NPHM Welcomes Sue Enright, Director of Development!

As Executive Director of National Public Housing Museum, and on behalf of our board of directors it is a pleasure to introduce you to Sue Enright, Director of Development and leader of our capital campaign. We are delighted to welcome Sue as we continue to move forward with
plans to further cement our role in the community with the opening of the museum in 2019.

Sue Enright, NPHM's new Director of Development

Sue Enright, NPHM's new Director of Development

Power of Place: the Capital Campaign for the National Public Housing Museum will
advance our mission as a museum, cultural center, and creative place making hub, to
preserve, promote, and propel housing as a human right.

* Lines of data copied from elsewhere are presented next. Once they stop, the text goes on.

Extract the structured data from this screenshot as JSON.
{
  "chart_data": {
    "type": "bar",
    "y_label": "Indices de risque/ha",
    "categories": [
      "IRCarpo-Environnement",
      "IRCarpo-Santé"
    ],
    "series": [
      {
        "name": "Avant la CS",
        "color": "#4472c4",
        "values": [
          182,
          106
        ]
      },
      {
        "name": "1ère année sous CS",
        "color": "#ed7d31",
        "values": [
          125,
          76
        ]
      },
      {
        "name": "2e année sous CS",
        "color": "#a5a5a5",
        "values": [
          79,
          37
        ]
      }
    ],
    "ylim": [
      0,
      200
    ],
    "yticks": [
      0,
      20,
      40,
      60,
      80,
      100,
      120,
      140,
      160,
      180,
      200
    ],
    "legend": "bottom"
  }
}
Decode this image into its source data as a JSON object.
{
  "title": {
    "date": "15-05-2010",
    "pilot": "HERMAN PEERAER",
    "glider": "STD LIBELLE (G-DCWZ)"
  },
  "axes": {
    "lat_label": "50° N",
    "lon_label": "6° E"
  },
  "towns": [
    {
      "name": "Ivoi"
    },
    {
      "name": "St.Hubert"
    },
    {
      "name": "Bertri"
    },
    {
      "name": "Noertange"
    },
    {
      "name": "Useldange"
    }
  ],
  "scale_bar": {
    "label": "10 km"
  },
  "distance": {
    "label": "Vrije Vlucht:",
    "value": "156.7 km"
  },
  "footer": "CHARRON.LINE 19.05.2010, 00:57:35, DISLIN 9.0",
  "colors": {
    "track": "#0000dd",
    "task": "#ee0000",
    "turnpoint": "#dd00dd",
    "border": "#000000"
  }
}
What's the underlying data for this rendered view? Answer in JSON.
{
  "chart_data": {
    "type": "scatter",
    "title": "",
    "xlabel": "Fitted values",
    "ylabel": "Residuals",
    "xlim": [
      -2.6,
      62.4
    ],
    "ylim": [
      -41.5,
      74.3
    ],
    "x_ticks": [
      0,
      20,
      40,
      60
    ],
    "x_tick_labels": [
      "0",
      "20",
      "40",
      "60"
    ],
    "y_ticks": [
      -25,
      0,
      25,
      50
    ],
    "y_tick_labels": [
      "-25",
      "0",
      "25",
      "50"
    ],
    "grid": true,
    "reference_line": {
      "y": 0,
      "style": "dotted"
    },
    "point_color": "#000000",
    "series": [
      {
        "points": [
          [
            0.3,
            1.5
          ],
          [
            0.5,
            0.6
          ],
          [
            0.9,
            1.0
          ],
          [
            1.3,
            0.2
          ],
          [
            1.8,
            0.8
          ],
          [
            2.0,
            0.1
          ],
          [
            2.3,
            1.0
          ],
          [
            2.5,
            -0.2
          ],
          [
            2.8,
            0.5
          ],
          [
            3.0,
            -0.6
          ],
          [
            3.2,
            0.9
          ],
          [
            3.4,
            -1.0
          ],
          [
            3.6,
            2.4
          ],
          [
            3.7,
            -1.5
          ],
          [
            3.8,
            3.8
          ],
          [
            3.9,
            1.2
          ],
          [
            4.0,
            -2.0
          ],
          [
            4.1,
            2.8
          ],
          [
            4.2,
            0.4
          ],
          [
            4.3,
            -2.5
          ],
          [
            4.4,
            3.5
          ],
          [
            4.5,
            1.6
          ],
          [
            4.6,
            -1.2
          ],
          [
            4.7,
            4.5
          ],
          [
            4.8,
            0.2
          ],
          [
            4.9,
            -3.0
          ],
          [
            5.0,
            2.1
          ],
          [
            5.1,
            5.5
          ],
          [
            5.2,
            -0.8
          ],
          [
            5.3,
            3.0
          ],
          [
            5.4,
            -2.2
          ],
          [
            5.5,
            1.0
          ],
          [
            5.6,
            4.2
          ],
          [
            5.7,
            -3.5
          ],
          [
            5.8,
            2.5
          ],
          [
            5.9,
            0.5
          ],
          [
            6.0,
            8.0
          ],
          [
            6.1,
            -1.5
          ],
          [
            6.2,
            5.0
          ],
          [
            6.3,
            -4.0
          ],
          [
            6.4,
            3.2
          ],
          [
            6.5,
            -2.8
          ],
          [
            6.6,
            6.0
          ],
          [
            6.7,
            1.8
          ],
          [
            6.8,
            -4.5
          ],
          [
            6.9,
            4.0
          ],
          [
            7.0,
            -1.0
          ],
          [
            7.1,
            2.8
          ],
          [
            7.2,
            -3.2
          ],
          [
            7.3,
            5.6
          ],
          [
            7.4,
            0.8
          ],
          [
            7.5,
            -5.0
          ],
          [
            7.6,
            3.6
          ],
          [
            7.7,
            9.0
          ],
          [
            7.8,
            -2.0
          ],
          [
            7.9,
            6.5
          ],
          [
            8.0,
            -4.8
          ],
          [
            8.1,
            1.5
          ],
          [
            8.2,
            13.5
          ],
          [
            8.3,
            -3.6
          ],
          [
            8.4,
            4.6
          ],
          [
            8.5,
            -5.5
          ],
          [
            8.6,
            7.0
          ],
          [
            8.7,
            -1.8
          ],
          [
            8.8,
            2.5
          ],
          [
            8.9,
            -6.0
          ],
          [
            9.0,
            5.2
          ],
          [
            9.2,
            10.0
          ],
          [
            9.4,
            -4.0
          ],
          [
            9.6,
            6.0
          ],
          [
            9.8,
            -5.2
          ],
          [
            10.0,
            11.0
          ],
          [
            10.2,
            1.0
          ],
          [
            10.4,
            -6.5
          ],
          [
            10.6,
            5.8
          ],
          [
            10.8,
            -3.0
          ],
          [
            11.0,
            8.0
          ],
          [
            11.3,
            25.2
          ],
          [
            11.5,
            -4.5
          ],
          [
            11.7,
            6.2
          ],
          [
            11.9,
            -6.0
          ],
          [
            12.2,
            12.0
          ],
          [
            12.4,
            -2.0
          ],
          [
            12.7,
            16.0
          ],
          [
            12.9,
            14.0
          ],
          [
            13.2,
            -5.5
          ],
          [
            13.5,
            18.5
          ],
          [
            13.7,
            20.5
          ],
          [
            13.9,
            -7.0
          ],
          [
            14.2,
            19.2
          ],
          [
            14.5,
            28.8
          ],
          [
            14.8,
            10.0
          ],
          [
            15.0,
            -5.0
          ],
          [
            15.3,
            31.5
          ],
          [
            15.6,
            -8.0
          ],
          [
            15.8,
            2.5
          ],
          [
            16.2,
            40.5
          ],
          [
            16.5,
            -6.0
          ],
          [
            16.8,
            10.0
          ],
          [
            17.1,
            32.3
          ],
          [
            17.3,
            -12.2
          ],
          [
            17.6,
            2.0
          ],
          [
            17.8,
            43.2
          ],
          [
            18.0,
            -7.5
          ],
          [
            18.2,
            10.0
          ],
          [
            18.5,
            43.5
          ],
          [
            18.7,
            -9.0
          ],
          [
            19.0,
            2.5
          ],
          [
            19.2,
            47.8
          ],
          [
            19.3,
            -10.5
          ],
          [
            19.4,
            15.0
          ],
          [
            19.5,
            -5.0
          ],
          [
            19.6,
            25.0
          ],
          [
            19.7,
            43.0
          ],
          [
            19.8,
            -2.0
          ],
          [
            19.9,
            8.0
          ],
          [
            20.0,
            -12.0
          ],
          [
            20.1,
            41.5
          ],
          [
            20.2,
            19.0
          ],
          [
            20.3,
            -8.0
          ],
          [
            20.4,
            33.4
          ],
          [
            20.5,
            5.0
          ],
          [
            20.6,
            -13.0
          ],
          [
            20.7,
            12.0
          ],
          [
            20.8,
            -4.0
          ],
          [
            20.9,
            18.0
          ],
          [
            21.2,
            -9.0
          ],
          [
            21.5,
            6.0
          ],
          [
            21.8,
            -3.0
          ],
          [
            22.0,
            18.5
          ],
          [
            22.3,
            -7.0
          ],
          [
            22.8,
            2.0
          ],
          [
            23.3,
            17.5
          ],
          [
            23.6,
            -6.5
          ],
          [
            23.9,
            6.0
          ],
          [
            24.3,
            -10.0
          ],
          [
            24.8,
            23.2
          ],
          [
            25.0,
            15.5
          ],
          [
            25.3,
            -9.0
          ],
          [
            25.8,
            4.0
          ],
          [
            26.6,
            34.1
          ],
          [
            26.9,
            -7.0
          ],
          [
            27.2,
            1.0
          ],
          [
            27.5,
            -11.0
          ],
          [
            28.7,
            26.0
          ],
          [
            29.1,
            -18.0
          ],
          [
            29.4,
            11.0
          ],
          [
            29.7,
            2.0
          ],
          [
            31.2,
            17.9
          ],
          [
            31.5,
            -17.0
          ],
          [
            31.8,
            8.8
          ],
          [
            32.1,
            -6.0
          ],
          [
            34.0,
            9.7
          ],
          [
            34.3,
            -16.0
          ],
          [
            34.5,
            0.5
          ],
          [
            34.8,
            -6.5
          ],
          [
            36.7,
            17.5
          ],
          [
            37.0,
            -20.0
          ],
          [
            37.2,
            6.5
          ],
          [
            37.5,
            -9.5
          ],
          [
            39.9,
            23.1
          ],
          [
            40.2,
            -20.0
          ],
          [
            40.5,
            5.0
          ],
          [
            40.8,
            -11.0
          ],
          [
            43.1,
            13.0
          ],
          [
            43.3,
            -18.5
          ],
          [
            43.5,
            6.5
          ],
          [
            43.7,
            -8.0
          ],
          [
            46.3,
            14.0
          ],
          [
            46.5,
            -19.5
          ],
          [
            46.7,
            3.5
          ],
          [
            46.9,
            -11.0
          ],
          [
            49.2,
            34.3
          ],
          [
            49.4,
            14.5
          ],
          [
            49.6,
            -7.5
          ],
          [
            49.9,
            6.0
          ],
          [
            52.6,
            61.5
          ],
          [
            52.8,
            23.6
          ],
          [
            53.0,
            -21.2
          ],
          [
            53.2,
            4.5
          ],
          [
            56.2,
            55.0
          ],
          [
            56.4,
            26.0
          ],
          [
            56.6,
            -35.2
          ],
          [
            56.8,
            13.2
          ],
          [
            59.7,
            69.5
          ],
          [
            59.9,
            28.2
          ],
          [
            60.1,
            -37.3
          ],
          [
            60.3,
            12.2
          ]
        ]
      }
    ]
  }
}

Sue comes to us with leadership experience in the non-profit sector in strategic planning,
management, communications and fundraising. With a life-long commitment to helping others
thrive in our community, she was most recently Director of Development at Lakeview Pantry
where she led the annual fund and capital campaign for the purchase, renovation and furnishing
of their new home.

Sue brings passion and creativity to her work on behalf of others and has demonstrated
innovative thinking and the ability to craft vision into measurable outcomes through fundraising
and the development of strategic partnerships.

As Executive Director I have every confidence in her ability to lead the museum’s capital
campaign. Please join me in welcoming Sue to the National Public Housing Museum community.